Cashflow and capital
It’s critical that we have financial returns on our farms—that as well as having this incredible social and environmental impact, we are also making money. We want to demonstrate, particularly to our investors, that impact investing can support biodiversity solutions. Tiverton is one of our assets where there is an operating sheep farm along with many other regenerative practices taking place. We had a really interesting situation with our wool there. We’d been raising the sheep on these native grasses, and the quality of the wool was really fantastic. We started getting fantastic prices for it. Recently we had our wool sales and it was the first time an apparel buyer wanted to buy our wool because of the quality as well as the conservation story. So we will have branded wool that incorporates these incredible conservation stories. Eventually we’ll be selling direct to companies that are demanding the quality and the impact story.
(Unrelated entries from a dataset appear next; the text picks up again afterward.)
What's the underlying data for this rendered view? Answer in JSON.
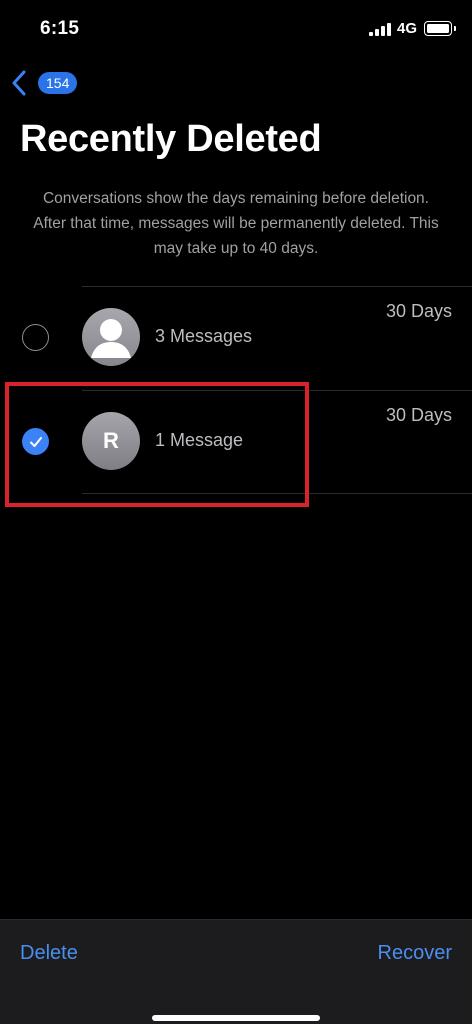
{
  "status_bar": {
    "time": "6:15",
    "network": "4G",
    "signal_bars": 4,
    "battery_level": 1.0
  },
  "nav": {
    "back_count": "154",
    "back_icon": "chevron-left-icon"
  },
  "page": {
    "title": "Recently Deleted",
    "description": "Conversations show the days remaining before deletion. After that time, messages will be permanently deleted. This may take up to 40 days."
  },
  "conversations": [
    {
      "label": "3 Messages",
      "days": "30 Days",
      "selected": false,
      "avatar": "person-silhouette-icon"
    },
    {
      "label": "1 Message",
      "days": "30 Days",
      "selected": true,
      "avatar_initial": "R"
    }
  ],
  "toolbar": {
    "delete_label": "Delete",
    "recover_label": "Recover"
  },
  "colors": {
    "accent": "#3b82f6",
    "highlight": "#d9222a",
    "background": "#000000"
  }
}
Odonata is a non-profit organisation that supports biodiversity solutions on farms across Australia. Founded by Nigel Sharp, a biodiversity impact investor with a long-term passion for conservation, Odonata uses business as a tool for regenerating ecosystems and growing the populations of endangered species.
Within its portfolio is Mount Rothwell, a 420-hectare property which has managed the conservation of some of Australia’s most threatened fauna species, including the Eastern Barred Bandicoot and Eastern Quoll. The team works with farmers, investors and researchers on eight farms across Australia, regenerating degraded landscapes and building community in the process.